Modern inventory management

Where number crunching computers can help.


Saquib Saeed July 27, 2015
Where number crunching computers can help. CREATIVE COMMONS

KARACHI: In my previous article, I had asserted that Pakistani manufacturers produce simple and commodity-like products and thus condemn themselves to very intense competition and thin profit margins. Unlike value added product manufacturers, their raw material procurement consumes up to 70% of their sales revenues.

With such high proportion of value tied into their inventories, money can often be lost in inventories; to an extent, where only 3% higher cost of inventories can decrease profitability by more than 20%. I had urged the commodity type manufacturers to combat procurement frauds by using electronic weighing scales and connecting them with computerised vendor payment systems such as the one offered by modern ERP software.

Most ERP software has another clever trick up its sleeve. It reduces inventory costs and has dramatic effect on improving the profit margins. Like most things in manufacturing, it’s rather insipidly named as lot sizing. But it can save you millions.

Inventing the mathematics for lot sizing was groundbreaking work, performed by two geniuses - Dr Harvey Wagner, a mathematician from North Carolina University and Dr Thomas Within, a Princeton economist with tenures at Berkley and Wesleyan. Both toiled away to find the notoriously elusive solution. They succeeded in 1958 except that it wasn’t until the 1990s that computing power was cheaper and ubiquitous enough to allow for its widespread application in the manufacturing industry. The professors had performed their seminal work, happily one can assume, on a computer at Berkley which was the size of a basketball court.

I have been a smoker since my late teens. I crave cigarettes and being without them is a harrowing thought. So I hoard them. What the two professors did was to invent mathematics that I can use to answer the question - How many cigarettes I should buy and when? Should I rush to the nearest shop and buy a single stick, every time I want to smoke? Teenagers prefer a lot size of exactly one cigarette. Or should I buy a packet every day, a carton every week or 4 cartons every month? I have always preferred the latter as it addresses my insecurities well.

The lot sizing algorithm clearly thinks otherwise. After patiently feeding in the data into the software; minutiae such as the price of cigarettes, my daily intake, the driving distance of retail outlet from my residence, my income, duration of the trip to the shop, the fuel price, the current interest rate and even the cost of my cupboard, where I hoard them. The lot sizing algorithm recommended that I could save a few hundred rupees by buying 3 packs and 11 sticks every 4th day in January with other befuddling buying schedules for remaining months. I found these computer recommendations incredulous and dismissed them.
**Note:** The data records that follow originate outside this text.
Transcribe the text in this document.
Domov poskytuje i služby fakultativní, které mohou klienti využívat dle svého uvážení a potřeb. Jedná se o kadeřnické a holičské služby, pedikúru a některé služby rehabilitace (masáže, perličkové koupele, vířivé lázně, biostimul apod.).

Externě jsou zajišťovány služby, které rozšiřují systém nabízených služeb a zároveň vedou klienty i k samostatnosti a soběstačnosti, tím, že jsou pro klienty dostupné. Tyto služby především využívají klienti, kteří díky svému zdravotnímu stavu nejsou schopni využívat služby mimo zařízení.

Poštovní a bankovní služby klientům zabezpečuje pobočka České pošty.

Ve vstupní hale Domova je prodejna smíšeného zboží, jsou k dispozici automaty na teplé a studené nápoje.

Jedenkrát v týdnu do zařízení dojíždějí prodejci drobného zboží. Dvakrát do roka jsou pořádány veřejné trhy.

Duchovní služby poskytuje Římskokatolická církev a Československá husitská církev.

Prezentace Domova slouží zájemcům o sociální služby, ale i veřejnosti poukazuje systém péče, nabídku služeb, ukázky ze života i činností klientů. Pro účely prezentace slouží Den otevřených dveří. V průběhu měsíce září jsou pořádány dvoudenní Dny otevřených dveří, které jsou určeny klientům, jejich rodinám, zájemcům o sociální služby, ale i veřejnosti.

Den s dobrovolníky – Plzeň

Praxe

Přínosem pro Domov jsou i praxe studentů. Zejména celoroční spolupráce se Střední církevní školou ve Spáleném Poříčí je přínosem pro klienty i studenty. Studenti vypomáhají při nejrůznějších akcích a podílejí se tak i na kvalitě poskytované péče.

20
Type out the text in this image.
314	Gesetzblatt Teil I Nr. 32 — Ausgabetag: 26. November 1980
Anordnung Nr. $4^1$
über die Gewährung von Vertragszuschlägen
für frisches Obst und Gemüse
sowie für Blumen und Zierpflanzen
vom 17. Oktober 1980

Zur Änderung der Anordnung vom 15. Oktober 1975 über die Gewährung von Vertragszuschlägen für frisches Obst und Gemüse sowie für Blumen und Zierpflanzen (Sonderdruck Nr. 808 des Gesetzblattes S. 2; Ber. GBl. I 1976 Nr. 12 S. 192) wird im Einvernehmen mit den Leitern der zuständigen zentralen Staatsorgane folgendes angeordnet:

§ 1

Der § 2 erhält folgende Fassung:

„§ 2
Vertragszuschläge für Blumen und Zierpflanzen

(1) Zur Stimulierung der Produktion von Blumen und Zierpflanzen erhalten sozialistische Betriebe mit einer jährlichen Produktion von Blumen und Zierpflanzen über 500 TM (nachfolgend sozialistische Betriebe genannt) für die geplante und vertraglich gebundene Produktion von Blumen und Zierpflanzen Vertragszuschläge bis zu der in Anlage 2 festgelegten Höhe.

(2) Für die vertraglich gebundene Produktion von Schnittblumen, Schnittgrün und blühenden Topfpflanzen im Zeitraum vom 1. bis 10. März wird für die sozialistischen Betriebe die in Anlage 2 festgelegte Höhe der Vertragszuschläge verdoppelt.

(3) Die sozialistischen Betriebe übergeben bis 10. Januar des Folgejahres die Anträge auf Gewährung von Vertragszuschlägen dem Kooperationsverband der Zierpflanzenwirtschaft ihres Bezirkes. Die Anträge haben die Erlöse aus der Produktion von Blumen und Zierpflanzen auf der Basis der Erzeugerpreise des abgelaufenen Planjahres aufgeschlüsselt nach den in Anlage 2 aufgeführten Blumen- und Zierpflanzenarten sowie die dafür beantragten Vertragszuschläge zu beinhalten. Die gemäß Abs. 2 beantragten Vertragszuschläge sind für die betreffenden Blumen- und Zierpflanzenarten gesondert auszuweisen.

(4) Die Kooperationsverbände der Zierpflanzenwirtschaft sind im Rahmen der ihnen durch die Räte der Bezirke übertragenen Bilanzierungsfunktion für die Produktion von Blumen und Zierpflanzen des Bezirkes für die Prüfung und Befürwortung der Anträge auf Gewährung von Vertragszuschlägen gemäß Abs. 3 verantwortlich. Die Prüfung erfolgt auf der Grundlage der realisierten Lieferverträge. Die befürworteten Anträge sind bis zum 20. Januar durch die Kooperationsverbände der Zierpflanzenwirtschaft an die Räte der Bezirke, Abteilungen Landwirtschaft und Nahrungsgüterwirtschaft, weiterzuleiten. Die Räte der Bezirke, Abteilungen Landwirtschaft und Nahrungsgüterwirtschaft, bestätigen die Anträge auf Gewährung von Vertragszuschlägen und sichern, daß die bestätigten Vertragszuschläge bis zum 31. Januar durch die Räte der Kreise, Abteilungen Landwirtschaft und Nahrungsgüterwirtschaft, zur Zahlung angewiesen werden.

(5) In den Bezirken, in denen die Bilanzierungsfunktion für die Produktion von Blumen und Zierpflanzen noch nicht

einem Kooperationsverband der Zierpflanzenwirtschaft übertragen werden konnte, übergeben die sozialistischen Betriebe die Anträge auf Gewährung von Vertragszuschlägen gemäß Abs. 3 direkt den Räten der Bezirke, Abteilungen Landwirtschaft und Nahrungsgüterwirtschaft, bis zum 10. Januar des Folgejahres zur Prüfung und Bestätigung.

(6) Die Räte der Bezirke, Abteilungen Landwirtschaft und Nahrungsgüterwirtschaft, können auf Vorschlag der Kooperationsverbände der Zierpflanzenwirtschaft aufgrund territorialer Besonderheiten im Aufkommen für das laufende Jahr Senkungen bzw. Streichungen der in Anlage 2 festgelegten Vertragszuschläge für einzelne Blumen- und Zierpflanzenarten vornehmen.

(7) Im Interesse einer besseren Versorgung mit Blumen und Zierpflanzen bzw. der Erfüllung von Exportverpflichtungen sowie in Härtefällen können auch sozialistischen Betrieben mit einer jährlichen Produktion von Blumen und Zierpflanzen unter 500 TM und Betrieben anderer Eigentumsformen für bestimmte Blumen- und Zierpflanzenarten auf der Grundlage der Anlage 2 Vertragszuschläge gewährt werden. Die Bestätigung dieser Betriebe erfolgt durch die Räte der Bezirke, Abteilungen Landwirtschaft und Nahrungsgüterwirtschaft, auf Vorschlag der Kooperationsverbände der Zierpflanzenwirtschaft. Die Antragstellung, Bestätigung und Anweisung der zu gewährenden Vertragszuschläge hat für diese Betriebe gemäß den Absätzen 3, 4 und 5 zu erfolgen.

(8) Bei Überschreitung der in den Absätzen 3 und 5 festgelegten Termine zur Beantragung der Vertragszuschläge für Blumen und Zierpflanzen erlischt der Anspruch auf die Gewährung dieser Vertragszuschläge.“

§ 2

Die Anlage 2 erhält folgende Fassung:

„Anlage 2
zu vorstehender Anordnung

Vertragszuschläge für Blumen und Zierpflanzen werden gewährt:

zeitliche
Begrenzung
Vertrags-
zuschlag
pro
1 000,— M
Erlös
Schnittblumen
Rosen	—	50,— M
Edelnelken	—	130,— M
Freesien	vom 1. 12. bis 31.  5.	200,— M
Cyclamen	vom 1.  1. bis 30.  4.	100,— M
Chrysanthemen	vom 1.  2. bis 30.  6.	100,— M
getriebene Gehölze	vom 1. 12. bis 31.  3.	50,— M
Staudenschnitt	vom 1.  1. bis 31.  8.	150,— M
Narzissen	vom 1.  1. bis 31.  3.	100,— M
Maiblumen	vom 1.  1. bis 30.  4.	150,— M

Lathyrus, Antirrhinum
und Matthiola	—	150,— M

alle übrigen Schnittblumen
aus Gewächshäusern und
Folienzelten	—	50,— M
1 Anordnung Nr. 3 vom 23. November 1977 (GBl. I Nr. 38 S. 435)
The manufacturing industry can’t afford to be dismissive. Their billions can be tied down in unused inventories that sit inside large warehouses, built on expensive land. They pay a huge cost of capital to acquire these inventories. Typically, much more than the interest rate. They also pay for its insurance; they spend money in building these storage facilities and pay their staff to watch over it. Their operations can grind to a halt, costing them millions in case a critical raw material runs out of stock. Ordering raw materials in just the right quantity is tightrope walking.

A well tweaked lot sizing software can provide the least cost solution to bedeviling questions. How many tankers of diesel should be ordered for the factory’s power plant and what should be their delivery schedule?

Or is it okay to buy 6,240 cotton bales now - an entire year’s supply for a typical spinning mill? Or will the spinner save more money by buying 17 bales every day? Or any number of permutations in between. This tussle has always been between temptations to hoard when the costs may escalate versus the cost of capital tied into inventories. The lot sizing is meant to solve exactly this problem.

The problem is further complicated by the consequences of hypothetical buying decisions taken previously. They tend to alter the remaining buying decisions. If you’re buying 240 bales tomorrow, then for the rest of your buying decisions, you can buy no more than 6,000.

For our spinning mills cotton buying decisions, there are exactly 132,860 permutations or ways in which the 6,240 bales can be ordered to cover for one year of operations. The beauty of lot sizing (if application of brute force by computers can be termed as such) is to systematically find every single hypothetical buying decision, project its impacts on future buying decisions and to determine the ordering cost as well as the holding cost of every decision. To cut it short, only 1 out of 132,860 possible decisions, has the least cost. Impressively, the Lot sizing software determines it within seconds.

It would seem that if you are a manufacturer and you take raw material buying decisions on daily basis, then it’s perhaps best to buy a lot sizing software, tweak it to perfection and then always do what the computer tells you to do. Your deference to both professors and your humility for your lot sizing software may save you millions in your inventory costs; albeit unhelpful if you’re a smoker.

The writer is an entrepreneur who has worked in Bangladesh’s garment sector

Published in The Express Tribune, July 27th,  2015.